# While calculating the mean and variance of 10 readings,

Question:

While calculating the mean and variance of 10 readings, a student wrongly used the reading 52 for the correct reading 25. He obtained the mean and variance as 45 and 16 respectively.

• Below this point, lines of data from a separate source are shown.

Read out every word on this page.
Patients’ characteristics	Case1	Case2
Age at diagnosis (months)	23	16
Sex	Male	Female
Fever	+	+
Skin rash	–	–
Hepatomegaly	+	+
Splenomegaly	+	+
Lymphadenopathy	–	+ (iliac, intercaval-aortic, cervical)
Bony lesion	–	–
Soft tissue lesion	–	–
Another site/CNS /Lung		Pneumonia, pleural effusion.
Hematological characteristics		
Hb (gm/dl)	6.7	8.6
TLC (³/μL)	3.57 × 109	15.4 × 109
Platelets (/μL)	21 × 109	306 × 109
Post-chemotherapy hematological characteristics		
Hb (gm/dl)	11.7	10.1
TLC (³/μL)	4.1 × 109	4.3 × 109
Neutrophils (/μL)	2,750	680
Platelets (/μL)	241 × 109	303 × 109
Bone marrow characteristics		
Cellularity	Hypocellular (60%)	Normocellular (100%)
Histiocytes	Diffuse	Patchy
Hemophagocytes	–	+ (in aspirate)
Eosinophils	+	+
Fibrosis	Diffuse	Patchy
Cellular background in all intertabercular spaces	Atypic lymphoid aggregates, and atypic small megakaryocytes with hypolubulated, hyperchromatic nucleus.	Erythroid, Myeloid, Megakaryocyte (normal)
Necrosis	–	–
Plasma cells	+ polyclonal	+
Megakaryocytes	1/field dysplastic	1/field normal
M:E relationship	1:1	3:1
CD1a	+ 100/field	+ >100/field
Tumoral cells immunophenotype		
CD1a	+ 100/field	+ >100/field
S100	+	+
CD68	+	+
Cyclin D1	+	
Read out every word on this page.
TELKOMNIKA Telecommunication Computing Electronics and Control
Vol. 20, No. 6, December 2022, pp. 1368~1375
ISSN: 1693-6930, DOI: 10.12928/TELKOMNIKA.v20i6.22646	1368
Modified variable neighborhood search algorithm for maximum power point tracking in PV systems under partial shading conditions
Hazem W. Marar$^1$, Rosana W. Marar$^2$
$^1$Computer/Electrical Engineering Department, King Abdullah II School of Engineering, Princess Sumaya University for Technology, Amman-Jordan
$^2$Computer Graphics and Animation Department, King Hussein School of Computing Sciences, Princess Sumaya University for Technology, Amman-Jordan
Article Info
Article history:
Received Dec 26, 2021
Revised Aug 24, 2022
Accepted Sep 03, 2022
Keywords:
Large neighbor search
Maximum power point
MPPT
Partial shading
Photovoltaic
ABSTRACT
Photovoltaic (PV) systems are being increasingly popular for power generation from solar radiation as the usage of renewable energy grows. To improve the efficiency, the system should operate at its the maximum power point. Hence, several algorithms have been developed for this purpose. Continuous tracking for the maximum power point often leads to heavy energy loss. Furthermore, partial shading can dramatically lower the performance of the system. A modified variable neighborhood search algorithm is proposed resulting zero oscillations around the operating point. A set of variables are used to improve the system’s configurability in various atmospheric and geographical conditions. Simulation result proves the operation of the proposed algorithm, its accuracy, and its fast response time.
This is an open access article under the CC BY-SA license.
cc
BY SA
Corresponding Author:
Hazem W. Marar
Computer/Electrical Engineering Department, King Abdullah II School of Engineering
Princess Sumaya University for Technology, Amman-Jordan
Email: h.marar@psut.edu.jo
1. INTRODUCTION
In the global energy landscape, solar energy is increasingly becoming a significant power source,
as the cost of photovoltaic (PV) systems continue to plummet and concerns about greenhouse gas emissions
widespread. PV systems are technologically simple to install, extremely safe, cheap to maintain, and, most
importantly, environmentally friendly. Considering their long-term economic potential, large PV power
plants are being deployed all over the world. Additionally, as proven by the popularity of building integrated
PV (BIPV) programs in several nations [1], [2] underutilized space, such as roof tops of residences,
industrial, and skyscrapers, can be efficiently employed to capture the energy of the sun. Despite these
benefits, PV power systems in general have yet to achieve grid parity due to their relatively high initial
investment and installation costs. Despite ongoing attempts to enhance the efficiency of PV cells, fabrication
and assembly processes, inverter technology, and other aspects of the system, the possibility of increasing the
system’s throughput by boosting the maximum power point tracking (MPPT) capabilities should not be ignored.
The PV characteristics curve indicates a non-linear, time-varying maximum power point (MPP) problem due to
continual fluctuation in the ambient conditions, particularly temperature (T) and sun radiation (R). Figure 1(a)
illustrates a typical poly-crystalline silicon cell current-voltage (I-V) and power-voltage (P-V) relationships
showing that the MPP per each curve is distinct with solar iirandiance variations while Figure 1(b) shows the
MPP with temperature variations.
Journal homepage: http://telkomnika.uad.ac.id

Find the c$\overline{\mathrm{x}}=\frac{\sum \mathrm{x}_{\mathrm{i}}}{\mathrm{n}}$orrect mean and the variance.

Solution:

Given while calculating the mean and variance of 10 readings, a student wrongly used the reading 52 for the correct reading 25 . He obtained the mean and variance as 45 and 16 respectively

Now we have to find the correct mean and the variance.

As per given criteria,

Number of reading, $n=10$

Mean of the given readings before correction, $\overline{\mathrm{x}}=45$

But we know,

$\overline{\mathrm{x}}=\frac{\sum \mathrm{x}_{\mathrm{i}}}{\mathrm{n}}$

Substituting the corresponding values, we get

$45=\frac{\sum x_{i}}{10}$

$\Rightarrow \sum x_{i}=45 \times 10=450$

It is said one reading 25 was wrongly taken as 52 ,

So $\sum x_{i}=450-52+25=423$

So the correct mean after correction is

$\overline{\mathrm{X}}=\frac{\sum \mathrm{x}_{\mathrm{i}}}{\mathrm{n}}=\frac{423}{10}=42.3$

Also given the variance of the 10 readings is 16 before correction, i.e., $\sigma^{2}=16$

But we know

$\sigma^{2}=\frac{\sum x_{i}^{2}}{n}-\left(\frac{\sum x_{i}}{n}\right)^{2}$

Substituting the corresponding values, we get

$16=\frac{\sum x_{i}^{2}}{10}-(45)^{2}$

$\Rightarrow 16=\frac{\sum x_{i}^{2}}{10}-2025$

$\Rightarrow 16+2025=\frac{\sum x_{i}^{2}}{10}$

$\Rightarrow \frac{\sum x_{i}^{2}}{10}=2041$

$\Rightarrow \Sigma x_{i}^{2}=20410$

It is said one reading 25 was wrongly taken as 52, so

$\Rightarrow \sum x_{i}^{2}=20410-(52)^{2}+(25)^{2}$

$\Rightarrow \sum x_{i}^{2}=20410-2704+625$

$\Rightarrow \sum x_{i}^{2}=18331$

So the correct variance after correction is

$\sigma^{2}=\frac{18331}{10}-\left(\frac{423}{10}\right)^{2}$

$\sigma^{2}=1833.1-(42.3)^{2}=1833.1-1789.29$

$\sigma^{2}=43.81$

Hence the corrected mean and variance is $42.3$ and $43.81$ respectively.